Yellen will use her time in Gandhinagar to try to foster warming relations between the U.S. and India. She also plans a stop in Hanoi, Vietnam, to address supply chain reliability, clean energy transition and other matters of economic resilience.
Yellen's goals for her time in India: press for debt restructuring in developing countries in economic distress, push to modernize global development banks to make them more climate-focused and deepen the ever-growing U.S.-India relationship.
Yellen's frequent stops in the country signal the importance of that relationship at a time of of tensions with China.
India's longstanding relationship with Russia also will loom as the Kremlin's invasion of Ukraine continues despite U.S. and allied countries' efforts to sanction and economically bludgeon Russia's economy. India has not taken part in the efforts to punish Russia and maintains energy trade with that country despite a Group of Seven agreed-upon price cap on Russian oil, which has seen some success in slowing Russia's economy.

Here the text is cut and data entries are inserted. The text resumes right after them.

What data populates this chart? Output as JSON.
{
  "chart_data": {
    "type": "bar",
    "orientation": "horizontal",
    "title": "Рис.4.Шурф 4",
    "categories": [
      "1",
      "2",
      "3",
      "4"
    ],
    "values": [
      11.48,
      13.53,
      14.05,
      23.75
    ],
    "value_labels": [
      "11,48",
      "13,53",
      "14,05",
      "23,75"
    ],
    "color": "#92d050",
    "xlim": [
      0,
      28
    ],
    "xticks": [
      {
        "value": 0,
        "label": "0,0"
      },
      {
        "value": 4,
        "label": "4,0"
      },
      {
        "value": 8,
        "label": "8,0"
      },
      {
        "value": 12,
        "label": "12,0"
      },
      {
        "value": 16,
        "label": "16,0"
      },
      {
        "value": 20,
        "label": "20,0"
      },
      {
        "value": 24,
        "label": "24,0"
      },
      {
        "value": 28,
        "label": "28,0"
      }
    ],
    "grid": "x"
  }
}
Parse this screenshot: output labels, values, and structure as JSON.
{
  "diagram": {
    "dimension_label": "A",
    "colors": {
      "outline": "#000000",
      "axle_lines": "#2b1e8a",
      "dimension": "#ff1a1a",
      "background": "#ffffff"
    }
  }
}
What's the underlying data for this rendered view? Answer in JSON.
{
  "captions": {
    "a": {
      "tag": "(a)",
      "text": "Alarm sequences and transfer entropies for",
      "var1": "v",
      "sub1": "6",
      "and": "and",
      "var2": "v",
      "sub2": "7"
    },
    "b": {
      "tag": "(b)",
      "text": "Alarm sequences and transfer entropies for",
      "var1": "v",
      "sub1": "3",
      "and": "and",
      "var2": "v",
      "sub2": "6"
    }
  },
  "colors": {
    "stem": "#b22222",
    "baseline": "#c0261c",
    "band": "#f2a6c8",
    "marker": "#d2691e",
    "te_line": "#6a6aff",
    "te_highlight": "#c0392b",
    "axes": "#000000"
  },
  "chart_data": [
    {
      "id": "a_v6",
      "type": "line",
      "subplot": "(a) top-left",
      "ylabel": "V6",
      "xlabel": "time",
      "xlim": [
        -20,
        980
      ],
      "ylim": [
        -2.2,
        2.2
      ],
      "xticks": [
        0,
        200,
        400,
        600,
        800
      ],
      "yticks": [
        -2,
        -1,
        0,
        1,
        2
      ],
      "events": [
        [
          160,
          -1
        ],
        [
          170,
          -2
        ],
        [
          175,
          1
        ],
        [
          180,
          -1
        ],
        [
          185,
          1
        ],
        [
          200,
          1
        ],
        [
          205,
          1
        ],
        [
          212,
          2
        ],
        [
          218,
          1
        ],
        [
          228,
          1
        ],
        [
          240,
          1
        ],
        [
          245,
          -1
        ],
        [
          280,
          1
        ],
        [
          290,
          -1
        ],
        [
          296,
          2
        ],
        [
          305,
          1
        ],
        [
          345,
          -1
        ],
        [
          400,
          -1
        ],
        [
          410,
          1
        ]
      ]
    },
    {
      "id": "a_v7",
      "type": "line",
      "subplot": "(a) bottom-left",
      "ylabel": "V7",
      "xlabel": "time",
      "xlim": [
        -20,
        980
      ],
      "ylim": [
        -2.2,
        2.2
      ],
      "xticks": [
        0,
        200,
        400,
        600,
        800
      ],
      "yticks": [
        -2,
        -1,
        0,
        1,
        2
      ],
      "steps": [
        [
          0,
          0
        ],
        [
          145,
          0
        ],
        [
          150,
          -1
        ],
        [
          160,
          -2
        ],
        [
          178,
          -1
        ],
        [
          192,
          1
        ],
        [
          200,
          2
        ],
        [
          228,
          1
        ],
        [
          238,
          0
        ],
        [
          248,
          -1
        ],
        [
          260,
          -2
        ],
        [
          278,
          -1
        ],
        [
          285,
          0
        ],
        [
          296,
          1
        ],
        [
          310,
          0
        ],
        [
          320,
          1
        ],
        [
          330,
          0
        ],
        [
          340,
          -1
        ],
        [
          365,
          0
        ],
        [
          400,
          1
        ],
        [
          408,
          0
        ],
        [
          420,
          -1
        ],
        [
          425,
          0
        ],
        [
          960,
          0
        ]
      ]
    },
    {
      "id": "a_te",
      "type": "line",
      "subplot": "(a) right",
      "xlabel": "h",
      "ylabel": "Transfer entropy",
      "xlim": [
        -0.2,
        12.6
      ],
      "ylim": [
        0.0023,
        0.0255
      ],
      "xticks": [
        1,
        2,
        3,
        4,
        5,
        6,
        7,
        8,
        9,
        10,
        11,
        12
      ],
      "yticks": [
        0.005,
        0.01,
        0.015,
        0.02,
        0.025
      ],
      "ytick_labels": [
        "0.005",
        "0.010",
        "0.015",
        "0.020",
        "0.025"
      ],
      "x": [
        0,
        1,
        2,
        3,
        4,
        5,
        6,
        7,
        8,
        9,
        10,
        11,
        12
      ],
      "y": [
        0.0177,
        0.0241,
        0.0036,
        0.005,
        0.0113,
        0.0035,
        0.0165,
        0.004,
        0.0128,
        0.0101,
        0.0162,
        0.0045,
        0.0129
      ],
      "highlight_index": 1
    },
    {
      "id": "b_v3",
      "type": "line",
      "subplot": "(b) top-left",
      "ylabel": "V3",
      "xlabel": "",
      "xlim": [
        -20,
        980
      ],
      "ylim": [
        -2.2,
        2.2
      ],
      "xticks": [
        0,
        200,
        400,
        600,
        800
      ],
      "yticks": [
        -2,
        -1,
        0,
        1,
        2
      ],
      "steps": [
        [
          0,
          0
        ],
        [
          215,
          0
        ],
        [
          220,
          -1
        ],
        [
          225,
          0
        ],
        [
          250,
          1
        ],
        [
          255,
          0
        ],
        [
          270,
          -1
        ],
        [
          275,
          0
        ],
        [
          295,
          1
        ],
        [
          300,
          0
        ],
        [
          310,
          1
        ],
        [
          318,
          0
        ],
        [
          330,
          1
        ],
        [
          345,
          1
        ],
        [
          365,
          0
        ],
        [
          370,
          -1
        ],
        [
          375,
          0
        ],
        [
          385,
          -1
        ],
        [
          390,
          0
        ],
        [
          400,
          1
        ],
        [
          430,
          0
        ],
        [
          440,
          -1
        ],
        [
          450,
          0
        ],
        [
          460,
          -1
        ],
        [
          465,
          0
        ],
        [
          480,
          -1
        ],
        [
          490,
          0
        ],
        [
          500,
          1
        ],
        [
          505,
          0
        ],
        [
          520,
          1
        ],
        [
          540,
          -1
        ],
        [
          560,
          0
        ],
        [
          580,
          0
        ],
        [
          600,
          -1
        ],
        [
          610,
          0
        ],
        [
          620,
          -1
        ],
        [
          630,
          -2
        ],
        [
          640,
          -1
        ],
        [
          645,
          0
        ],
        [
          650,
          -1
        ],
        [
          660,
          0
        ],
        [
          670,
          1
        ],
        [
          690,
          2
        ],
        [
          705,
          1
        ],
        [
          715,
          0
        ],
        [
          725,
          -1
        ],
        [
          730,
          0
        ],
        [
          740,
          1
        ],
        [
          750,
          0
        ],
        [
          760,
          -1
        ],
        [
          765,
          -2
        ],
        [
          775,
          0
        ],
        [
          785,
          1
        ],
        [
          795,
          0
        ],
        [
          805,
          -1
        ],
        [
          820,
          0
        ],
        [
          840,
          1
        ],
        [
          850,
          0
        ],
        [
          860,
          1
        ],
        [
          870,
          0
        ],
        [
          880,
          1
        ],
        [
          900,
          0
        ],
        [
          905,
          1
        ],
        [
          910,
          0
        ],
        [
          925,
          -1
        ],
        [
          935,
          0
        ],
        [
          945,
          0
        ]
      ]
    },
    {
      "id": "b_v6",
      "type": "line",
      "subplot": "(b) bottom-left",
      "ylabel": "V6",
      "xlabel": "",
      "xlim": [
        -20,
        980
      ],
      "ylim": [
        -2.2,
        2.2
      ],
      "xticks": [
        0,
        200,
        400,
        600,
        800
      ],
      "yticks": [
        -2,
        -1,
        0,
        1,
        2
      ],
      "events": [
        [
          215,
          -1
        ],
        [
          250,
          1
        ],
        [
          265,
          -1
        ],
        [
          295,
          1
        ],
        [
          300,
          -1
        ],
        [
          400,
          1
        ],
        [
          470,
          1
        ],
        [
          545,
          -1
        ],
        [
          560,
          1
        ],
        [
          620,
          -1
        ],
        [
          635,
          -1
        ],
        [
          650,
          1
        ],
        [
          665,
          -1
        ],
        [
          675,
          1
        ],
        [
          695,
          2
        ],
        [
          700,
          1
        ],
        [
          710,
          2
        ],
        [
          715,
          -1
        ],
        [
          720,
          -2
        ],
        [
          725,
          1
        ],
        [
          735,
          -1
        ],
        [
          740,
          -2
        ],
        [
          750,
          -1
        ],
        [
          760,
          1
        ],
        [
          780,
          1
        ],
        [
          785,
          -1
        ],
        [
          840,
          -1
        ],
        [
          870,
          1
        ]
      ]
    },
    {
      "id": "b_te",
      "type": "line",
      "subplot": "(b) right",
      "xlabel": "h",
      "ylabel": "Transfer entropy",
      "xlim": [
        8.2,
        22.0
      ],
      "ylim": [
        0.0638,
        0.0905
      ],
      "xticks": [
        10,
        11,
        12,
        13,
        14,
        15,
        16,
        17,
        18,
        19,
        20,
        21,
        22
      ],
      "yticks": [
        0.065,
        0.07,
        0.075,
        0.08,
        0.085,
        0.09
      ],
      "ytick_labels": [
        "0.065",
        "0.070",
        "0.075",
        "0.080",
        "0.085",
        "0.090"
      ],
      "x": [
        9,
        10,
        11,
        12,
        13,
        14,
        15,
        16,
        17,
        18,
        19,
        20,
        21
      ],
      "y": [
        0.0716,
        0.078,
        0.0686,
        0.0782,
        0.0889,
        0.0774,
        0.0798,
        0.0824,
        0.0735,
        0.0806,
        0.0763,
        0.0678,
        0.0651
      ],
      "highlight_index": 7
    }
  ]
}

Still, the U.S. increasingly relies on India and has courted its leaders.
President Joe Biden hosted a White House state visit honoring Indian Prime Minister Narendra Modi in June, designed to highlight and foster ties. The two leaders pronounced the U.S.-India relationship never stronger and rolled out new business deals between the nations.
Raymond Vickery Jr., a policy expert on U.S.-India relations at the Center for Strategic and International Studies, said Yellen's coming to India shortly after visiting China is meaningful in that Indian officials "are going to want to know in great detail what happened in the meetings with her Chinese counterparts and see where it fits with their perspective on economic relations with China."
"They're going to want to know whether or not the United States is serious about moving some of its sourcing activity from China to India."
A senior Treasury official, speaking on condition of anonymity to preview Yellen's trip, said there was hope that debt treatments for Ghana and Sri Lanka will be discussed and completed quickly at the meetings.
Sri Lanka and Ghana defaulted on their international debts last year, roughly two years after Zambia defaulted. And more than half of all low-income countries face debt distress, which hurts their long-term ability to function and develop.
Last month, Zambia and its government creditors, including China, reached a deal to restructure US$6.3 billion in loans, on the sidelines of a global finance summit in Paris.
The agreement covers loans from countries such as France, the U.K., South Africa, Israel and India as well as China -- Zambia's biggest creditor at US$4.1 billion of the total. The deal may provide a roadmap for how China will handle restructuring deals with other nations in debt distress.
Yellen's trip comes shortly after she spent a week in China, meeting the nation's finance ministry and discussing mutual trade restrictions and national security concerns.
Harold W. Furchtgott-Roth, a senior fellow at the Hudson Institute, said Yellen's trip to India "is a reflection of a naturally developing alliance."
"India has a great deal of tension with China -- they have constant border disputes," he said." And India wants to develop and has developed into sort of an Indian Ocean naval power, which is also a region that China wants to develop."